As someone who has read Lewis’ books, I can recognize that the chatbot’s answer is not inaccurate. And Schuurman might object that this is not an either/or. We can read books, and we can also use a chatbot: why do we have to choose?  But I think it is much closer to being an either/or than we appreciate. The question is whether I would ever have bothered to read his books, if I had grown up with a chatbot that could read them for me and then give me the information I needed for some specific purpose (perhaps I am taking an exam on the thought of C.S. Lewis).
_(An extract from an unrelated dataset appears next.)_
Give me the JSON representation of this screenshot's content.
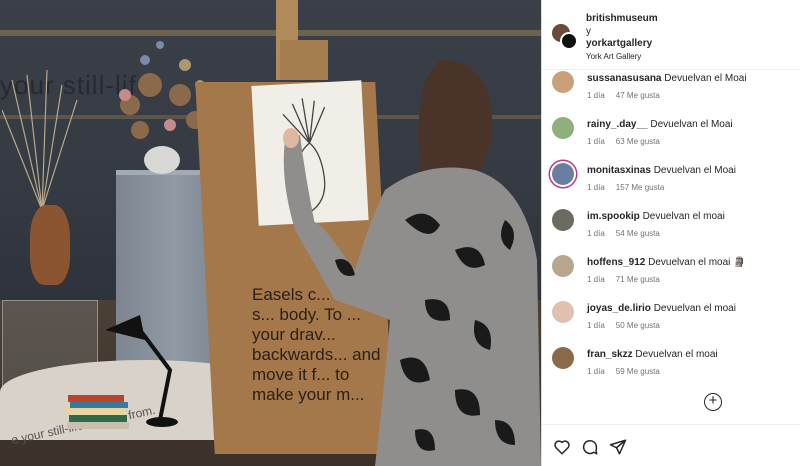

More to the point: the question is whether, having spent a lot of my youth talking with chatbots, I would ever have been formed into enough of a person to care about something more than information. 

I was about to conclude by saying it would have been more interesting if Schuurman had asked the chatbot what C. S. Lewis would have thought about chatbots, but then I realized that the momentary frisson of irony would have been exactly the sort of cheap fascination that chatbots are so good at providing. I do not want to suggest that there are no legitimately helpful uses for these kinds of programs, but I do want to insist that Schuurman’s example illustrates a generally unhelpful way to use it. 

Footnotes

  1. Barbar-Kay, A Web of Our Own Making: The Nature of Digital Formation (Cambridge University Press, 2023), 200.

Adam Smith

Adam Smith is Associate Professor of Political Philosophy and Director of the Honors Program at the University of Dubuque, and Associate Editor at Front Porch Republic.